I took cover in the library, on its first August Saturday. Libraries are not what they used to be. A girl was yacking on her cell phone, there was a baby crying, and teenage boys were mouthing off at the librarian. They have self-checkout now. You put your card on the scanner and then pile the books up, pressing “Continue” on the monitor, and it prints out a receipt for you. I always end up having overdue books at the library, and am hoping that, with the Saturday opening, I can manage to return them on time.
When the storm was over, I asked the cop who was manning the cherry-picker police station what exactly it was for. He told me it is to catch thieves. There has been a rash of thefts of surfers’ gear off the beach while the surfers are in the water—a heinous violation of the code of the beach. Now, if someone tells a lifeguard that her bag, say, got stolen, by the time the thief gets this far down the beach it might be possible to catch him.
Of course, it occurs to me that the police will also be spying on me. My illegal activities include sometimes swimming before the lifeguards start work in the morning, and sneaking a beer on the beach in the late afternoon.
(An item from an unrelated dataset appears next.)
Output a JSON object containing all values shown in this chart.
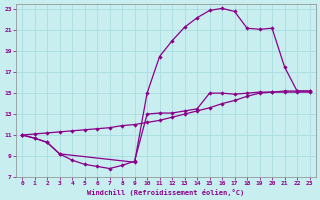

But the crime that is the talk of Rockaway I heard about first from the Master Plumber. I had been telling him that while I was on my back porch I saw a summons deliverer post an eviction notice on my neighbor’s door. I had seen the new neighbor, a mild-looking fellow who moved in after the landlady evicted a boy who had lived there forever and whose father died and left him to pay the rent (or not), only a few times last fall—he introduced himself and offered to paint my porch (“That’s what I do—I’m a painter," he said). It turns out that he does not have to worry about being evicted because he’s in jail. He held up McDonald’s at gunpoint. He and his accomplice-brother also held up the 101 Deli. He was a regular customer at the 101, and though he wore dark glasses and a false mustache (drawn on with eyebrow pencil), the girls who worked at the deli recognized him and chased him; McDonald’s had him on surveillance video. His bunaglow is for rent now. The landlady has not removed the little crosses made of palm, from Palm Sunday, that the brothers in crime had tacked on each side of their front door to disarm suspicion.
Maybe one of the reasons I'm so happy about the Park Avenue closure is that the Eclair is safely parked in Rockaway. Well, not entirely safely. Yesterday four or five teenage girls chose it, of all the vehicles parked on the street, to sit on and lean against as they gossiped and applied their makeup. One of them had actually spread a sheet of newspaper (plucked from the paper recyclables) on the trunk lid. I thought, at least she's protecting the car. But of course she was protecting her pink shorts and the backs of her thighs. She needn't have: I had just had the car washed, because for the first time in more than a year it was in good enough shape for me to get together with its former owner, MQ. The Eclair has fresh tape over her gouged-out right headlight, a fully intact sideview mirror on the passenger side, and no crumbs from granola bars, even, because I’ve vacuumed three times recently, to get rid of the mildew. I can still detect a lingering odor and am shopping for Magic Odor-Eating Crystals, but MQ thought the car looked good and didn't notice that it smelled funny. She did notice, just when I offered to turn on the air-conditioning for her, that suddenly it has stopped working.